LP Final, problem 2

2192 days ago by haynef

Set "p" to be the LP to be solved.  "maximization=False" is setting the LP to be a minimization problem.

p = MixedIntegerLinearProgram(maximization=False) 
       

x1p correlates to $x1^+$ and x1n to $x1^-$.

The same is true for x2, y1, y2

v = p.new_variable(real=True, nonnegative=True) x,y,x1p,x1n,y1p,y1n,x2p,x2n,y2p,y2n,x3p,x3n,y3p,y3n = v['x'],v['y'],v['x1p'],v['x1n'],v['y1p'],v['y1n'],v['x2p'],v['x2n'],v['y2p'],v['y2n'],v['x3p'],v['x3n'],v['y3p'],v['y3n'] 
       

Setting the objective function to be minimized.

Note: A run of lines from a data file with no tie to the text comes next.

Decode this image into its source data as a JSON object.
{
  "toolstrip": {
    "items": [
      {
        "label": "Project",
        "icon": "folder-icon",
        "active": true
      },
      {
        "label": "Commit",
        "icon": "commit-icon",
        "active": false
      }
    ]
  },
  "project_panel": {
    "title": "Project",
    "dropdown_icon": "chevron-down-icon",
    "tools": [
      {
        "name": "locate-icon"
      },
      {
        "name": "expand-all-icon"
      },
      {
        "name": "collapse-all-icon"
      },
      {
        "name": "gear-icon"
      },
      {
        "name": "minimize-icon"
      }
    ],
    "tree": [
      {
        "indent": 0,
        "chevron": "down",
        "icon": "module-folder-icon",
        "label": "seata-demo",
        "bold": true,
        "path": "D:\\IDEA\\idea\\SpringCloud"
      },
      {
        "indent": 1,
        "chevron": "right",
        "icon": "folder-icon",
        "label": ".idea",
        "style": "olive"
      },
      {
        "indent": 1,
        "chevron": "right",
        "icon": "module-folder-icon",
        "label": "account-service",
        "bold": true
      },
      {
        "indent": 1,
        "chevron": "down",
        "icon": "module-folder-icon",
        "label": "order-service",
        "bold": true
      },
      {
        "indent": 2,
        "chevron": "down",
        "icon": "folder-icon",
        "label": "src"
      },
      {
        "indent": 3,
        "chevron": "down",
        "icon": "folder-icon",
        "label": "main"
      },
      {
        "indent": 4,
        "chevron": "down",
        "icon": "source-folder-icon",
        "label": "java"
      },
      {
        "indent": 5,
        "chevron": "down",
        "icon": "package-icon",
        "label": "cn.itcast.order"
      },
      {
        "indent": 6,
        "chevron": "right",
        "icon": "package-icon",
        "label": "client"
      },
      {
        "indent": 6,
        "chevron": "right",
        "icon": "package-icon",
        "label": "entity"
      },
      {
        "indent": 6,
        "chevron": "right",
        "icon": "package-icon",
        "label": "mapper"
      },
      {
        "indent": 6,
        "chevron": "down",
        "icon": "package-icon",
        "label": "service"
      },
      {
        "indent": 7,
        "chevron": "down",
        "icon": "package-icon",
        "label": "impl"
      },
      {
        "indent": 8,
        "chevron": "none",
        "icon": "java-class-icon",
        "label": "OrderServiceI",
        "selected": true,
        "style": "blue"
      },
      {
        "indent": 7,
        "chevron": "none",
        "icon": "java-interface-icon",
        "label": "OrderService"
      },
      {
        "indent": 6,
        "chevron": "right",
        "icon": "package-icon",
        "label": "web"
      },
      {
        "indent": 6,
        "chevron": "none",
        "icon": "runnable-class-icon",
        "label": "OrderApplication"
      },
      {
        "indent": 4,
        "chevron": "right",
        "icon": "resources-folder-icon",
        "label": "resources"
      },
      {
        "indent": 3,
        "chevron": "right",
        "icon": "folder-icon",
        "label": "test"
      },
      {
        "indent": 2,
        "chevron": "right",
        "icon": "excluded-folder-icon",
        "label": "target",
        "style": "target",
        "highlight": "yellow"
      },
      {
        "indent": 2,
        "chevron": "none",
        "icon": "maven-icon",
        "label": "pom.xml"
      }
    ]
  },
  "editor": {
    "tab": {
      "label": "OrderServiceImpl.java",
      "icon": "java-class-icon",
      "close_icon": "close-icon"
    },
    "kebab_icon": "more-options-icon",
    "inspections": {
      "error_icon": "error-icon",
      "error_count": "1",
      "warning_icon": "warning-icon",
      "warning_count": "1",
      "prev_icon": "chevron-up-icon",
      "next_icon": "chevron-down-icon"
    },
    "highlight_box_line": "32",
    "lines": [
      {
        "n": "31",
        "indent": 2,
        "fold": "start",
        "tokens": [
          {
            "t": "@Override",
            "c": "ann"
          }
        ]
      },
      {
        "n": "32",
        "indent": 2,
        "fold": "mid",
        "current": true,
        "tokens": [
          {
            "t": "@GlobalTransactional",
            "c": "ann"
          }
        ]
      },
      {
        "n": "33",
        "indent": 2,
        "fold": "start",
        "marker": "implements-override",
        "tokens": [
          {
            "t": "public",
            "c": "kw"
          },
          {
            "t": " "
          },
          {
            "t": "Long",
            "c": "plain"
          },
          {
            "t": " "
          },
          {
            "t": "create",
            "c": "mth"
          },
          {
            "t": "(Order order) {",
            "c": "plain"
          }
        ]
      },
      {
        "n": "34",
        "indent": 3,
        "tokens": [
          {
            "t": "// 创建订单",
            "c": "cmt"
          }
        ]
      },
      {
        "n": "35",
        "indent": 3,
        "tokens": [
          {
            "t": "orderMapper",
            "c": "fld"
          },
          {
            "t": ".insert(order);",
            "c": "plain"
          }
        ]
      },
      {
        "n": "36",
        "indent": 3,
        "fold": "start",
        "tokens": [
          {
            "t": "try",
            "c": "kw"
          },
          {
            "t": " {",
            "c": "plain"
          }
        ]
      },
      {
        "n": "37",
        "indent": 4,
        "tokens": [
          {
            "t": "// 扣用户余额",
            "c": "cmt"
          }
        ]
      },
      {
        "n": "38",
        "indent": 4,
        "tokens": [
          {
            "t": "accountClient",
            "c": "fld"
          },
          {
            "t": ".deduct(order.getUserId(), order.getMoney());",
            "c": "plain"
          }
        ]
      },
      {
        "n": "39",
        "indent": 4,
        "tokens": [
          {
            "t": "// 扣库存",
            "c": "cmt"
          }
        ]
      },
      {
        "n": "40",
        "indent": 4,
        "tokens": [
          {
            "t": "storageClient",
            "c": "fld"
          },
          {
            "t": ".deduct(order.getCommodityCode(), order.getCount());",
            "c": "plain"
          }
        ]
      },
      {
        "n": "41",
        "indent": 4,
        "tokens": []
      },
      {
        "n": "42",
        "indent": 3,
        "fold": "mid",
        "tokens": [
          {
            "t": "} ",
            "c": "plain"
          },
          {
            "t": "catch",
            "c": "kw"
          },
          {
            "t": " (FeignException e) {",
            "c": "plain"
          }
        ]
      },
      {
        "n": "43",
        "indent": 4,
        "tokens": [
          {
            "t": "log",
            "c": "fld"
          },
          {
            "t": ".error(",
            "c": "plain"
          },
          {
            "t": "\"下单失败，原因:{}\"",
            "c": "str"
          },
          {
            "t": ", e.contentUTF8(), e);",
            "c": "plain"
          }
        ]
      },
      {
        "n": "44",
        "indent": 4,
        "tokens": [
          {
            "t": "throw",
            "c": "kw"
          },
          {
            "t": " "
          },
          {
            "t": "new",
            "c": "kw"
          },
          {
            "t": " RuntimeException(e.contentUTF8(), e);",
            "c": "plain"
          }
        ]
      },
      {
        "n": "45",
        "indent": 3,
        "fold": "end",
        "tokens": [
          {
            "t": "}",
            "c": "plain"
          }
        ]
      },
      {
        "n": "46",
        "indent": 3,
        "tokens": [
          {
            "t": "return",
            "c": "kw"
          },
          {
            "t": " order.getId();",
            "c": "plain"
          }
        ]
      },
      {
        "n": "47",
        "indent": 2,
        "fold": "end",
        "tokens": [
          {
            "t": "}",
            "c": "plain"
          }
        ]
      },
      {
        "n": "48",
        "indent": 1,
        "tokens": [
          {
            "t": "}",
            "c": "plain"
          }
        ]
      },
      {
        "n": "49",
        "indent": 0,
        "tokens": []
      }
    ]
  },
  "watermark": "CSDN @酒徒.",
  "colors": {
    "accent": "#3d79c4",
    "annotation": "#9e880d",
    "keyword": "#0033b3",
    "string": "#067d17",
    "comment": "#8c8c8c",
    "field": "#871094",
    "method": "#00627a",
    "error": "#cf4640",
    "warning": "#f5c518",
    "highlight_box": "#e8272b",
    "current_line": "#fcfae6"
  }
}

p.set_objective((x1p+x1n) + (y1p+y1n) + (x2p+x2n)+(y2p+y2n) + (x3p+x3n)+(y3p+y3n)) 
       

Adding all of the constraints 

x1p - x1n = x-10

x2p - x2n = x-5

x3p - x3n = x-20

y1p - y1n = y-3

y2p - y2n = y-15

y3p - y3n = y-25

p.add_constraint(x1p-x1n==x-10) p.add_constraint(x2p-x2n==x-5) p.add_constraint(x3p-x3n==x-20) p.add_constraint(y1p-y1n==y-3) p.add_constraint(y2p-y2n==y-15) p.add_constraint(y3p-y3n==y-25) 
       

Solve for the optimal objective value.

Optimal objective value: 37

This means that there will be 37 units of wire.

p.solve() 
       
37.0
37.0

Get the x and y values for the optimal objective value.

p.get_values(x) 
       
10.0
10.0
p.get_values(y) 
       
15.0
15.0

The optimal solution is (10,15). Meaning the central unit should be placed at position (10,15).